O servidor é apontado por três crimes, após supostamente cometer apropriação indébita financeira, fraude em financiamento e lavagem de dinheiro ao realizar 26 operações de crédito em nome de terceiros. O dinheiro ia para a conta de uma empresa.
O MPF pediu a condenação do ex-gerente, a devolução do dinheiro com juros e correção e a perda do cargo público. A defesa do servidor alegou que a denúncia foi genérica por não detalhar os 26 financiamentos e ignorar entradas de outros funcionários no sistema interno do banco, além de não haver provas do uso indevido da conta da empresa.
Na decisão, o juiz federal substituto Felipe Alves Tavares, da 3ª Vara Federal de Campo Grande, observou que, diferente do que alegou a defesa, o MPF delimitou a atuação direta do ex-gerente, excluindo a participação de outras pessoas. Tavares ainda negou o pedido de perícia contábil do advogado do servidor e aceitou a denúncia.
O magistrado marcou audiência de instrução nos dias 28 e 29 de outubro, às 14h, para ouvir testemunhas de acusação e defesa e também o réu. Essa decisão é um importante passo na investigação e pode ter implicações significativas para o ex-gerente e para o sistema financeiro nacional.

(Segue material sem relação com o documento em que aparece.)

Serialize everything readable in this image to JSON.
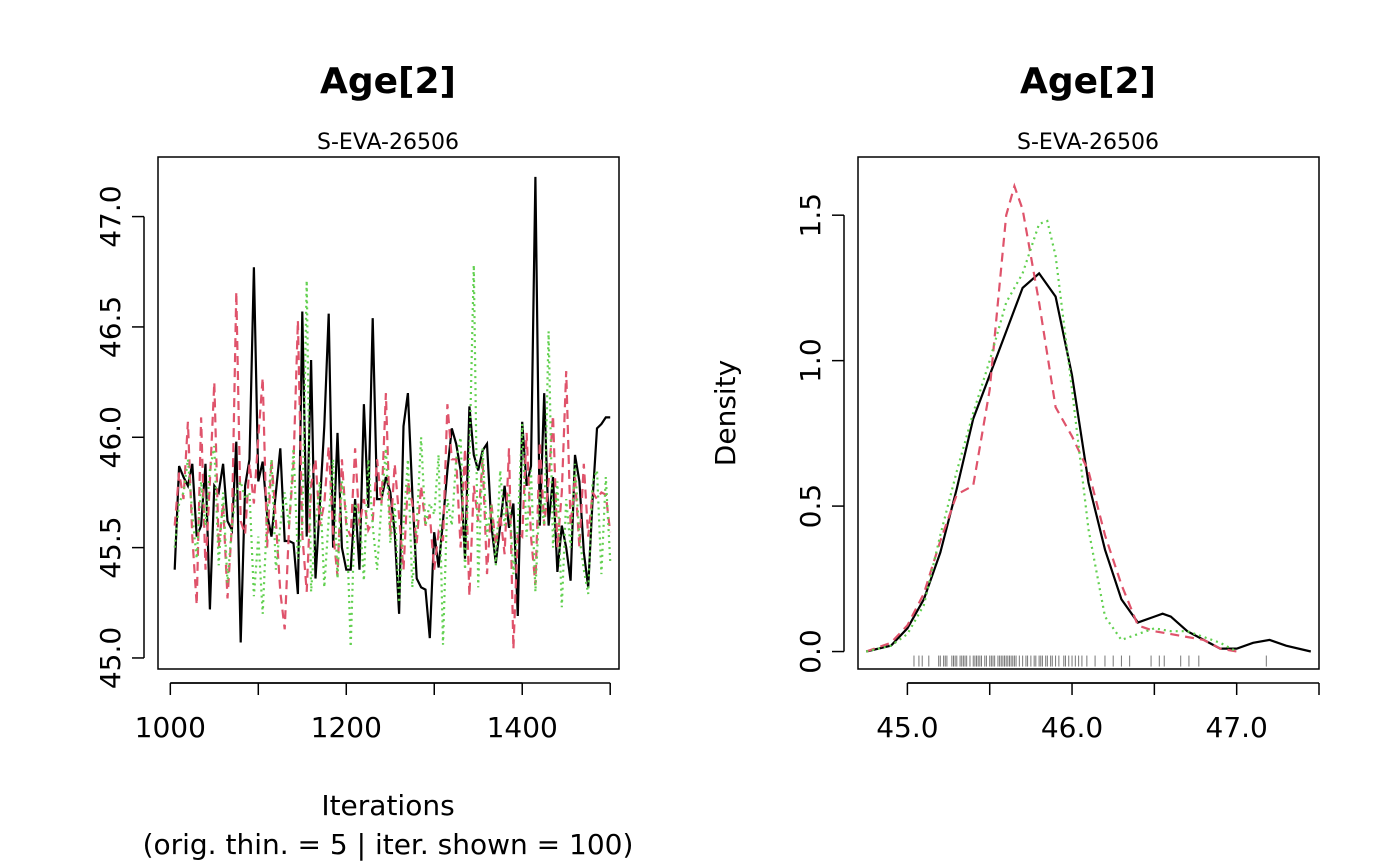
{
  "colors": {
    "chain1": "#000000",
    "chain2": "#DF536B",
    "chain3": "#61D04F",
    "rug": "#777777"
  },
  "chart_data": [
    {
      "type": "line",
      "title": "Age[2]",
      "subtitle": "S-EVA-26506",
      "xlabel": "Iterations",
      "xlabel_sub": "(orig. thin. = 5 | iter. shown = 100)",
      "ylabel": "",
      "xlim": [
        986,
        1510
      ],
      "ylim": [
        44.95,
        47.27
      ],
      "xticks": [
        1000,
        1200,
        1400
      ],
      "xtick_labels": [
        "1000",
        "1200",
        "1400"
      ],
      "yticks": [
        45.0,
        45.5,
        46.0,
        46.5,
        47.0
      ],
      "ytick_labels": [
        "45.0",
        "45.5",
        "46.0",
        "46.5",
        "47.0"
      ],
      "x_start": 1005,
      "x_step": 5,
      "series": [
        {
          "style": "solid",
          "values": [
            45.4,
            45.87,
            45.82,
            45.78,
            45.88,
            45.55,
            45.6,
            45.88,
            45.22,
            45.78,
            45.75,
            45.88,
            45.62,
            45.58,
            45.98,
            45.07,
            45.78,
            45.9,
            46.77,
            45.8,
            45.89,
            45.65,
            45.55,
            45.75,
            45.95,
            45.53,
            45.53,
            45.52,
            45.29,
            46.57,
            45.55,
            46.35,
            45.36,
            45.7,
            46.05,
            46.56,
            45.5,
            46.02,
            45.5,
            45.4,
            45.4,
            45.72,
            45.4,
            46.15,
            45.68,
            46.54,
            45.72,
            45.72,
            45.82,
            45.75,
            45.57,
            45.2,
            46.05,
            46.2,
            45.75,
            45.36,
            45.32,
            45.31,
            45.09,
            45.57,
            45.41,
            45.62,
            45.85,
            46.04,
            45.97,
            45.85,
            45.45,
            46.14,
            45.92,
            45.85,
            45.94,
            45.97,
            45.6,
            45.43,
            45.6,
            45.78,
            45.59,
            45.7,
            45.19,
            46.07,
            45.78,
            45.87,
            47.18,
            45.6,
            46.2,
            45.6,
            45.82,
            45.39,
            45.6,
            45.5,
            45.35,
            45.92,
            45.8,
            45.48,
            45.32,
            45.72,
            46.04,
            46.06,
            46.09,
            46.09
          ]
        },
        {
          "style": "dashed",
          "values": [
            45.6,
            45.84,
            45.72,
            46.07,
            45.55,
            45.24,
            46.09,
            45.4,
            45.8,
            46.25,
            45.5,
            45.7,
            45.27,
            45.6,
            46.66,
            45.62,
            45.56,
            45.88,
            45.7,
            46.0,
            46.27,
            45.5,
            45.9,
            45.62,
            45.3,
            45.13,
            45.6,
            45.88,
            46.53,
            45.56,
            45.3,
            45.78,
            45.9,
            45.6,
            45.7,
            45.96,
            45.57,
            45.37,
            45.9,
            45.6,
            45.55,
            45.95,
            45.6,
            45.72,
            45.58,
            45.62,
            45.9,
            45.7,
            46.2,
            45.55,
            45.88,
            45.64,
            45.4,
            45.8,
            45.7,
            45.52,
            45.78,
            45.6,
            45.65,
            45.4,
            45.57,
            45.53,
            46.15,
            45.9,
            45.9,
            45.5,
            45.95,
            45.28,
            45.78,
            45.62,
            45.9,
            45.38,
            45.7,
            45.51,
            45.65,
            45.47,
            45.95,
            45.04,
            45.57,
            45.55,
            46.02,
            45.55,
            45.33,
            45.98,
            45.6,
            45.8,
            46.1,
            45.5,
            45.75,
            46.3,
            45.6,
            45.82,
            45.5,
            45.88,
            45.55,
            45.75,
            45.72,
            45.75,
            45.74,
            45.57
          ]
        },
        {
          "style": "dotted",
          "values": [
            45.5,
            45.7,
            45.75,
            45.9,
            45.65,
            45.45,
            45.8,
            45.6,
            45.85,
            45.96,
            45.42,
            45.75,
            45.34,
            45.6,
            45.75,
            45.8,
            45.72,
            45.75,
            45.28,
            45.55,
            45.2,
            45.65,
            45.9,
            45.4,
            45.6,
            45.75,
            45.6,
            45.95,
            45.45,
            45.6,
            46.71,
            45.3,
            45.6,
            45.8,
            45.32,
            45.63,
            45.9,
            45.36,
            45.8,
            45.66,
            45.05,
            45.7,
            45.65,
            45.35,
            45.9,
            45.6,
            45.4,
            45.7,
            45.95,
            45.52,
            45.7,
            45.25,
            45.6,
            45.9,
            45.32,
            45.6,
            46.0,
            45.6,
            45.7,
            45.65,
            45.92,
            45.06,
            45.72,
            45.6,
            45.9,
            46.0,
            45.4,
            45.9,
            46.78,
            45.32,
            45.95,
            45.55,
            45.7,
            45.42,
            45.85,
            45.6,
            45.75,
            45.38,
            45.6,
            46.06,
            45.55,
            45.85,
            45.3,
            45.75,
            45.6,
            46.48,
            45.5,
            45.8,
            45.23,
            45.72,
            45.5,
            45.88,
            45.55,
            45.4,
            45.29,
            45.8,
            45.85,
            45.38,
            45.82,
            45.44
          ]
        }
      ]
    },
    {
      "type": "line",
      "title": "Age[2]",
      "subtitle": "S-EVA-26506",
      "xlabel": "",
      "ylabel": "Density",
      "xlim": [
        44.7,
        47.5
      ],
      "ylim": [
        -0.06,
        1.7
      ],
      "xticks": [
        45.0,
        46.0,
        47.0
      ],
      "xtick_labels": [
        "45.0",
        "46.0",
        "47.0"
      ],
      "yticks": [
        0.0,
        0.5,
        1.0,
        1.5
      ],
      "ytick_labels": [
        "0.0",
        "0.5",
        "1.0",
        "1.5"
      ],
      "series": [
        {
          "style": "solid",
          "points": [
            [
              44.75,
              0.0
            ],
            [
              44.9,
              0.02
            ],
            [
              45.0,
              0.08
            ],
            [
              45.1,
              0.18
            ],
            [
              45.2,
              0.34
            ],
            [
              45.3,
              0.56
            ],
            [
              45.4,
              0.8
            ],
            [
              45.5,
              0.95
            ],
            [
              45.6,
              1.1
            ],
            [
              45.7,
              1.25
            ],
            [
              45.8,
              1.3
            ],
            [
              45.9,
              1.22
            ],
            [
              46.0,
              0.95
            ],
            [
              46.1,
              0.58
            ],
            [
              46.2,
              0.35
            ],
            [
              46.3,
              0.18
            ],
            [
              46.4,
              0.1
            ],
            [
              46.5,
              0.12
            ],
            [
              46.55,
              0.13
            ],
            [
              46.6,
              0.12
            ],
            [
              46.7,
              0.07
            ],
            [
              46.8,
              0.04
            ],
            [
              46.9,
              0.01
            ],
            [
              47.0,
              0.01
            ],
            [
              47.1,
              0.03
            ],
            [
              47.2,
              0.04
            ],
            [
              47.3,
              0.02
            ],
            [
              47.45,
              0.0
            ]
          ]
        },
        {
          "style": "dashed",
          "points": [
            [
              44.75,
              0.0
            ],
            [
              44.9,
              0.03
            ],
            [
              45.0,
              0.09
            ],
            [
              45.1,
              0.2
            ],
            [
              45.2,
              0.38
            ],
            [
              45.3,
              0.54
            ],
            [
              45.4,
              0.57
            ],
            [
              45.5,
              0.9
            ],
            [
              45.55,
              1.2
            ],
            [
              45.6,
              1.5
            ],
            [
              45.65,
              1.6
            ],
            [
              45.7,
              1.52
            ],
            [
              45.8,
              1.2
            ],
            [
              45.9,
              0.84
            ],
            [
              46.0,
              0.74
            ],
            [
              46.1,
              0.62
            ],
            [
              46.2,
              0.4
            ],
            [
              46.3,
              0.23
            ],
            [
              46.4,
              0.09
            ],
            [
              46.5,
              0.07
            ],
            [
              46.6,
              0.06
            ],
            [
              46.7,
              0.05
            ],
            [
              46.8,
              0.04
            ],
            [
              46.9,
              0.01
            ],
            [
              47.0,
              0.0
            ]
          ]
        },
        {
          "style": "dotted",
          "points": [
            [
              44.75,
              0.0
            ],
            [
              44.9,
              0.02
            ],
            [
              45.0,
              0.06
            ],
            [
              45.1,
              0.16
            ],
            [
              45.2,
              0.4
            ],
            [
              45.3,
              0.62
            ],
            [
              45.4,
              0.82
            ],
            [
              45.5,
              1.0
            ],
            [
              45.6,
              1.2
            ],
            [
              45.7,
              1.3
            ],
            [
              45.8,
              1.47
            ],
            [
              45.85,
              1.48
            ],
            [
              45.9,
              1.36
            ],
            [
              46.0,
              0.9
            ],
            [
              46.1,
              0.42
            ],
            [
              46.2,
              0.12
            ],
            [
              46.3,
              0.04
            ],
            [
              46.4,
              0.06
            ],
            [
              46.5,
              0.08
            ],
            [
              46.6,
              0.07
            ],
            [
              46.7,
              0.07
            ],
            [
              46.8,
              0.05
            ],
            [
              46.9,
              0.03
            ],
            [
              47.0,
              0.0
            ]
          ]
        }
      ],
      "rug": [
        45.04,
        45.07,
        45.09,
        45.13,
        45.19,
        45.2,
        45.22,
        45.23,
        45.24,
        45.27,
        45.28,
        45.29,
        45.3,
        45.32,
        45.33,
        45.34,
        45.35,
        45.36,
        45.38,
        45.4,
        45.41,
        45.42,
        45.43,
        45.44,
        45.45,
        45.47,
        45.48,
        45.5,
        45.51,
        45.52,
        45.53,
        45.55,
        45.56,
        45.57,
        45.58,
        45.59,
        45.6,
        45.61,
        45.62,
        45.63,
        45.64,
        45.65,
        45.66,
        45.68,
        45.7,
        45.72,
        45.73,
        45.75,
        45.77,
        45.78,
        45.8,
        45.81,
        45.82,
        45.84,
        45.85,
        45.87,
        45.88,
        45.9,
        45.92,
        45.95,
        45.96,
        45.98,
        46.0,
        46.02,
        46.04,
        46.06,
        46.09,
        46.14,
        46.2,
        46.25,
        46.3,
        46.35,
        46.48,
        46.53,
        46.56,
        46.66,
        46.71,
        46.77,
        47.18
      ]
    }
  ]
}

A acusação contra o ex-gerente de banco é grave e pode ter consequências severas se comprovada. A realização de 26 operações de crédito em nome de terceiros e o desvio de R$ 2,3 milhões são ações que podem ser consideradas como crimes financeiros graves.
Além disso, a lavagem de dinheiro é um crime que pode ter implicações internacionais e pode ser punida com penas severas. A decisão do juiz federal substituto Felipe Alves Tavares de aceitar a denúncia e marcar audiência de instrução é um importante passo na investigação e pode levar a uma condenação se as provas forem suficientes.